Notified R3DO (Orlikowski)


Agreement State
Event Number: 56055
Rep Org: Texas Dept of State Health Services
Licensee: Precision NDT LLC
Region: 4
City: Pampa   State: TX
County:
License #: L07054
Agreement: Y
Docket:
NRC Notified By: Art Tucker
HQ OPS Officer: Brian P. Smith
Notification Date: 08/18/2022
Notification Time: 22:02 [ET]
Event Date: 08/17/2022
Event Time: 12:45 [CDT]
Last Update Date: 08/18/2022
Emergency Class: Non Emergency
10 CFR Section:
Agreement State
Person (Organization):
Werner, Greg (R4DO)
NMSS_EVENTS_NOTIFICATION (EMAIL)
Event Text
AGREEMENT STATE REPORT - UNABLE TO RETRACT SOURCE

The following report was received via email from the Texas Department of State Health Services [the Agency]:

"On August 18, 2022, at 0922 [CDT] hours, the Agency was notified of a source retrieval that occurred August 17th, 2022. The licensee stated the event occurred at a field location at 1245 [CDT] on August 17th, 2022. The licensee stated the location was at a facility located in Pampa, Texas.
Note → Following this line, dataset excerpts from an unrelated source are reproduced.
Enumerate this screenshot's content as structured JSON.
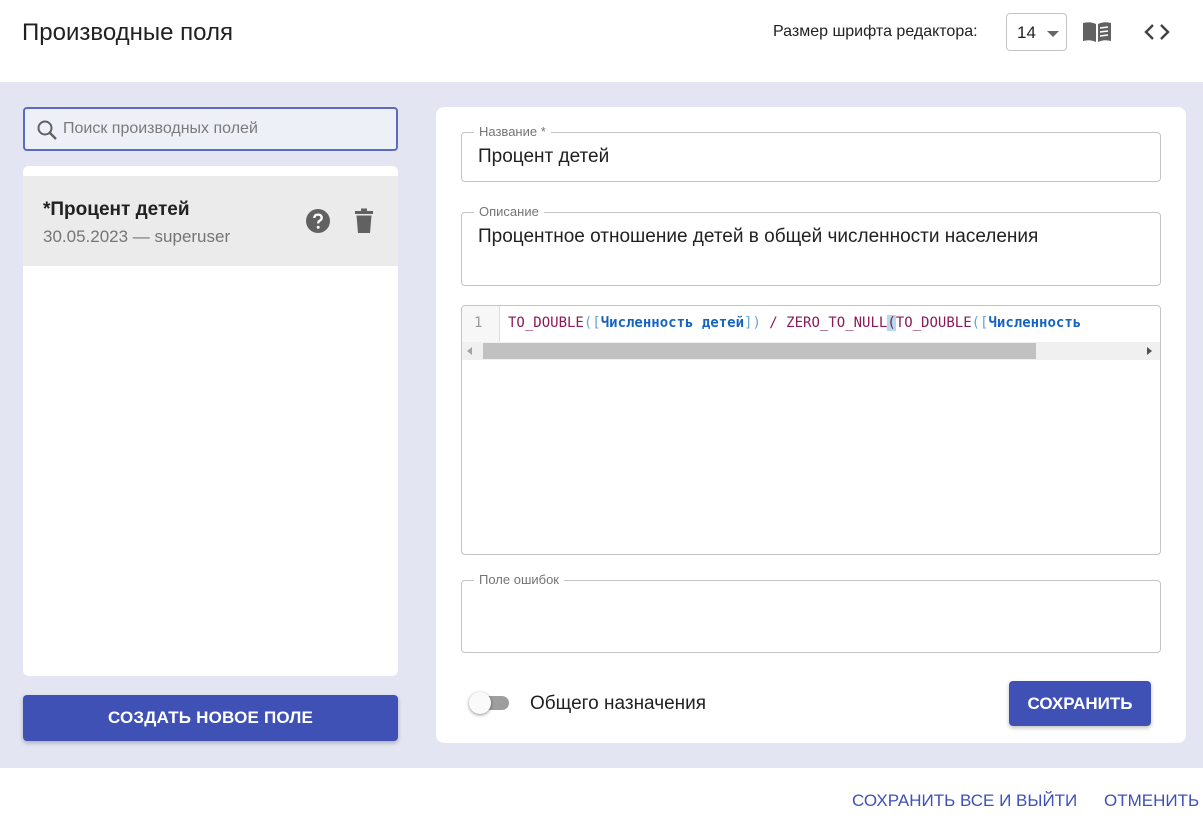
{
  "header": {
    "title": "Производные поля",
    "font_size_label": "Размер шрифта редактора:",
    "font_size_value": "14"
  },
  "search": {
    "placeholder": "Поиск производных полей"
  },
  "list": {
    "items": [
      {
        "title": "*Процент детей",
        "subtitle": "30.05.2023 — superuser"
      }
    ]
  },
  "create_button": "СОЗДАТЬ НОВОЕ ПОЛЕ",
  "form": {
    "name_label": "Название *",
    "name_value": "Процент детей",
    "description_label": "Описание",
    "description_value": "Процентное отношение детей в общей численности населения",
    "editor": {
      "line_number": "1",
      "fn1": "TO_DOUBLE",
      "br1": "([",
      "id1": "Численность детей",
      "br2": "])",
      "op1": " / ",
      "fn2": "ZERO_TO_NULL",
      "hl": "(",
      "fn3": "TO_DOUBLE",
      "br3": "([",
      "id2": "Численность"
    },
    "error_label": "Поле ошибок",
    "general_purpose_label": "Общего назначения",
    "general_purpose_on": false,
    "save_button": "СОХРАНИТЬ"
  },
  "footer": {
    "save_all": "СОХРАНИТЬ ВСЕ И ВЫЙТИ",
    "cancel": "ОТМЕНИТЬ"
  },
  "colors": {
    "primary": "#3f51b5",
    "background": "#e3e6f2"
  }
}
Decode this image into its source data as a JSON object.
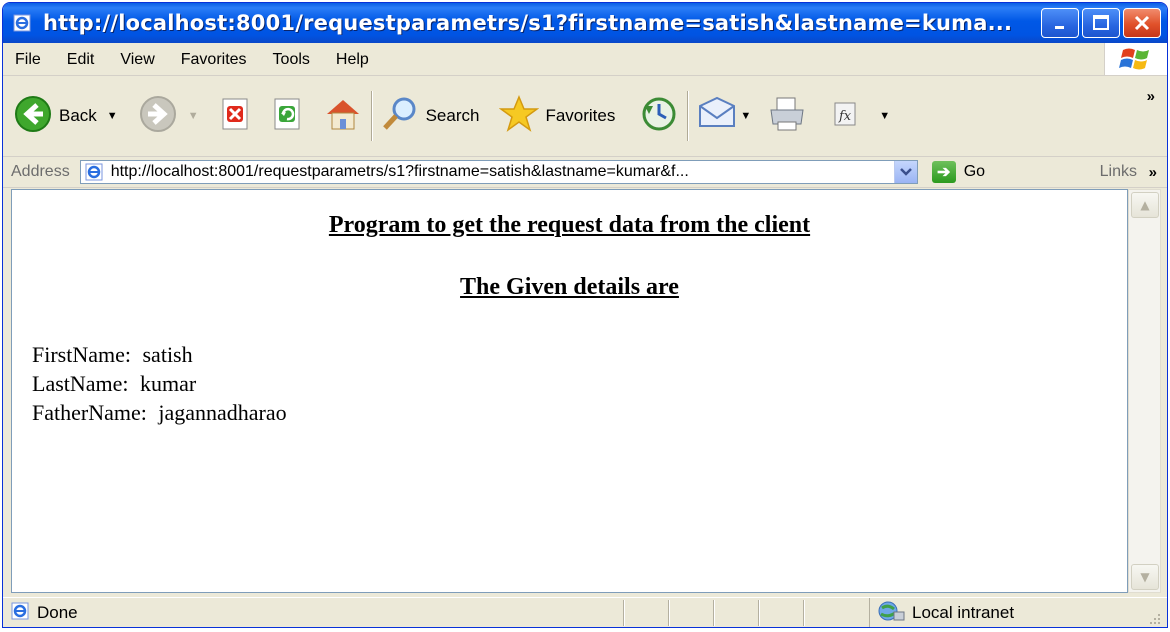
{
  "window": {
    "title": "http://localhost:8001/requestparametrs/s1?firstname=satish&lastname=kuma..."
  },
  "menu": [
    "File",
    "Edit",
    "View",
    "Favorites",
    "Tools",
    "Help"
  ],
  "toolbar": {
    "back_label": "Back",
    "search_label": "Search",
    "favorites_label": "Favorites"
  },
  "address": {
    "label": "Address",
    "url": "http://localhost:8001/requestparametrs/s1?firstname=satish&lastname=kumar&f...",
    "go_label": "Go",
    "links_label": "Links"
  },
  "page": {
    "heading": "Program to get the request data from the client",
    "subheading": "The Given details are",
    "details": [
      {
        "key": "FirstName:",
        "value": "satish"
      },
      {
        "key": "LastName:",
        "value": "kumar"
      },
      {
        "key": "FatherName:",
        "value": "jagannadharao"
      }
    ]
  },
  "status": {
    "text": "Done",
    "zone": "Local intranet"
  },
  "colors": {
    "titlebar": "#0054e3",
    "chrome": "#ece9d8",
    "close_button": "#e0512a"
  }
}
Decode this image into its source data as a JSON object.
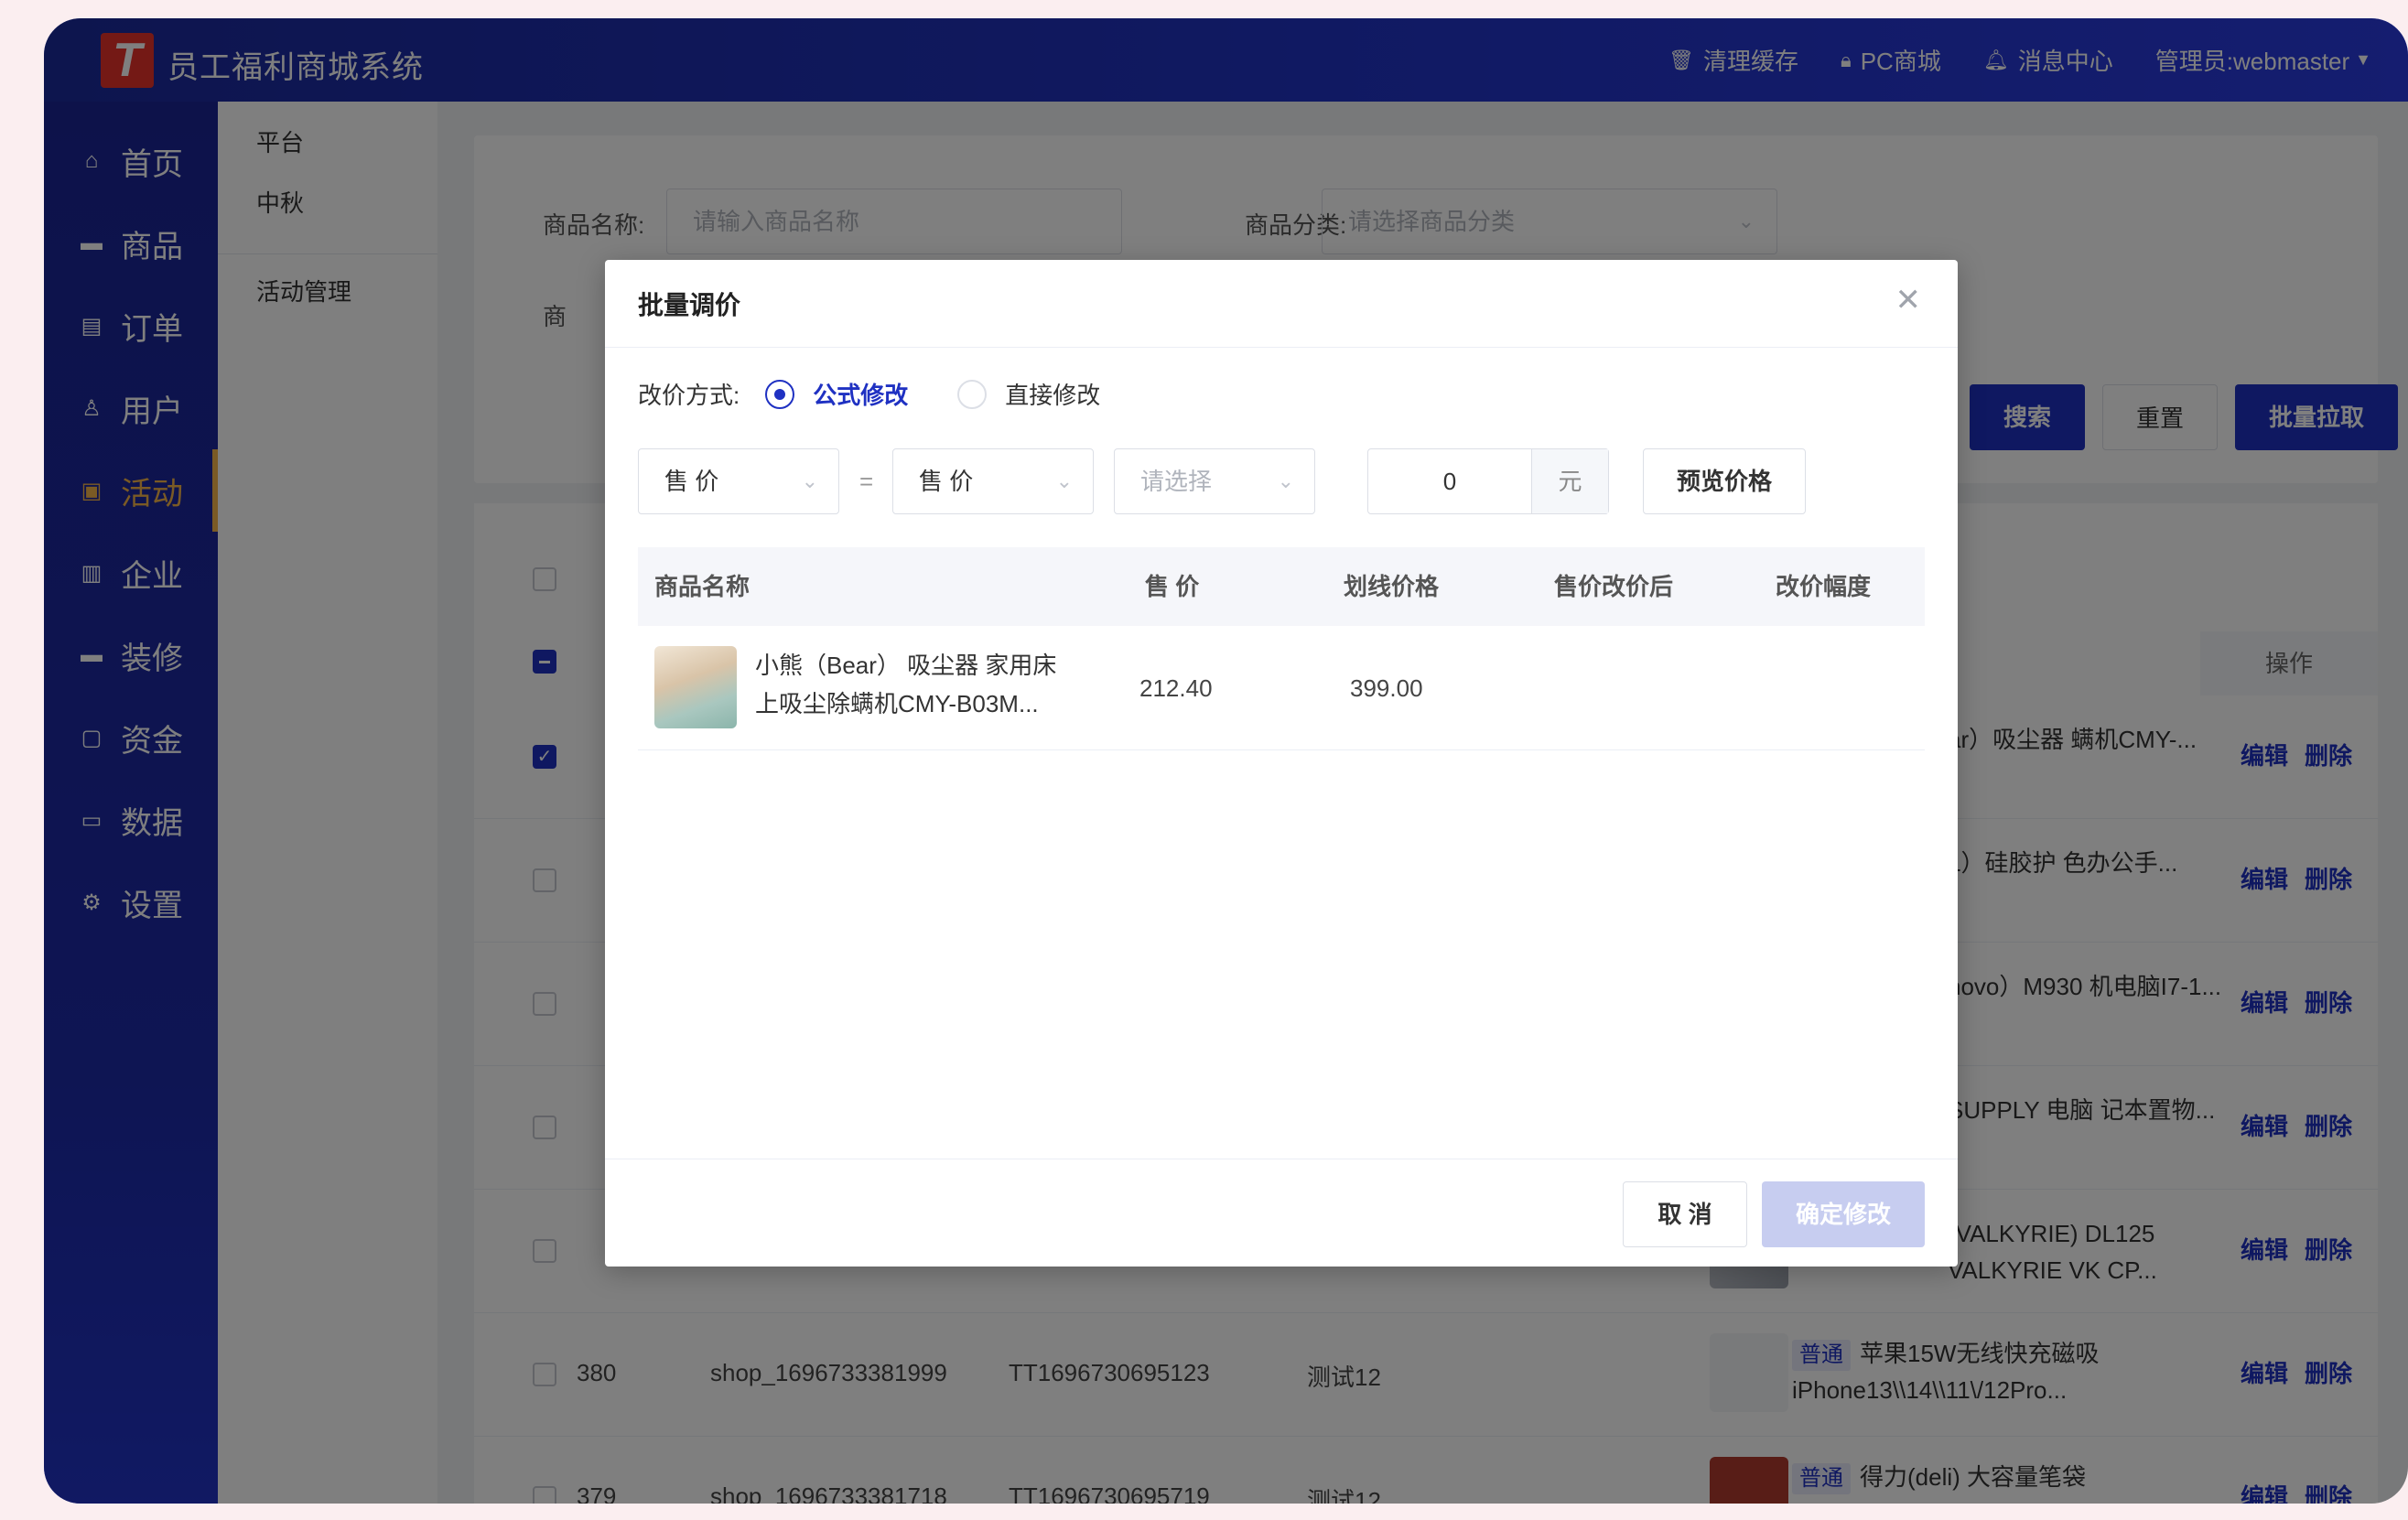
{
  "header": {
    "logo_letter": "T",
    "title": "员工福利商城系统",
    "actions": [
      {
        "icon": "trash-icon",
        "label": "清理缓存"
      },
      {
        "icon": "lock-icon",
        "label": "PC商城"
      },
      {
        "icon": "bell-icon",
        "label": "消息中心"
      },
      {
        "icon": "caret-down-icon",
        "label": "管理员:webmaster"
      }
    ]
  },
  "sidebar": {
    "items": [
      {
        "icon": "home-icon",
        "label": "首页"
      },
      {
        "icon": "goods-icon",
        "label": "商品"
      },
      {
        "icon": "order-icon",
        "label": "订单"
      },
      {
        "icon": "user-icon",
        "label": "用户"
      },
      {
        "icon": "activity-icon",
        "label": "活动",
        "active": true
      },
      {
        "icon": "company-icon",
        "label": "企业"
      },
      {
        "icon": "decorate-icon",
        "label": "装修"
      },
      {
        "icon": "fund-icon",
        "label": "资金"
      },
      {
        "icon": "data-icon",
        "label": "数据"
      },
      {
        "icon": "gear-icon",
        "label": "设置"
      }
    ]
  },
  "subnav": {
    "group": [
      "平台",
      "中秋"
    ],
    "section": "活动管理"
  },
  "filters": {
    "name_label": "商品名称:",
    "name_placeholder": "请输入商品名称",
    "category_label": "商品分类:",
    "category_placeholder": "请选择商品分类",
    "second_row_label_partial": "商",
    "search_button": "搜索",
    "reset_button": "重置",
    "bulk_pull_button": "批量拉取"
  },
  "table": {
    "op_header": "操作",
    "edit_label": "编辑",
    "delete_label": "删除",
    "visible_rows": [
      {
        "checked": true,
        "product": "ar）吸尘器 螨机CMY-..."
      },
      {
        "checked": false,
        "product": "L）硅胶护 色办公手..."
      },
      {
        "checked": false,
        "product": "novo）M930 机电脑I7-1..."
      },
      {
        "checked": false,
        "product": "SUPPLY 电脑 记本置物..."
      },
      {
        "checked": false,
        "product": "(VALKYRIE) DL125 VALKYRIE VK CP..."
      },
      {
        "checked": false,
        "id": "380",
        "shop": "shop_1696733381999",
        "code": "TT1696730695123",
        "group": "测试12",
        "tag": "普通",
        "product": "苹果15W无线快充磁吸 iPhone13\\\\14\\\\11\\/12Pro..."
      },
      {
        "checked": false,
        "id": "379",
        "shop": "shop_1696733381718",
        "code": "TT1696730695719",
        "group": "测试12",
        "tag": "普通",
        "product": "得力(deli) 大容量笔袋"
      }
    ]
  },
  "modal": {
    "title": "批量调价",
    "mode_label": "改价方式:",
    "mode_options": [
      "公式修改",
      "直接修改"
    ],
    "selected_mode": "公式修改",
    "left_select": "售 价",
    "equals": "=",
    "right_select": "售 价",
    "operator_placeholder": "请选择",
    "amount": "0",
    "unit": "元",
    "preview_button": "预览价格",
    "columns": [
      "商品名称",
      "售 价",
      "划线价格",
      "售价改价后",
      "改价幅度"
    ],
    "rows": [
      {
        "name": "小熊（Bear） 吸尘器 家用床上吸尘除螨机CMY-B03M...",
        "price": "212.40",
        "list_price": "399.00",
        "new_price": "",
        "change": ""
      }
    ],
    "cancel_button": "取 消",
    "confirm_button": "确定修改"
  }
}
The licensee stated the event occurred when a piece of pipe fell onto the guide tube of a SPEC [Source Production and Equipment Company] - 150 exposure device and crimped the tube, preventing them from retracting the 60 Curie iridium [Ir-192] source. The licensee's retrieval individual was able to reshape the guide tube and the source was successfully retrieved by 1330 [CDT] that day. The exposure to the individual retrieving the source was 80 millirem. The associated equipment was removed from service and is undergoing inspection to ensure no other damage was done to the equipment. Additional information will be provided as it is received in accordance with SA-300."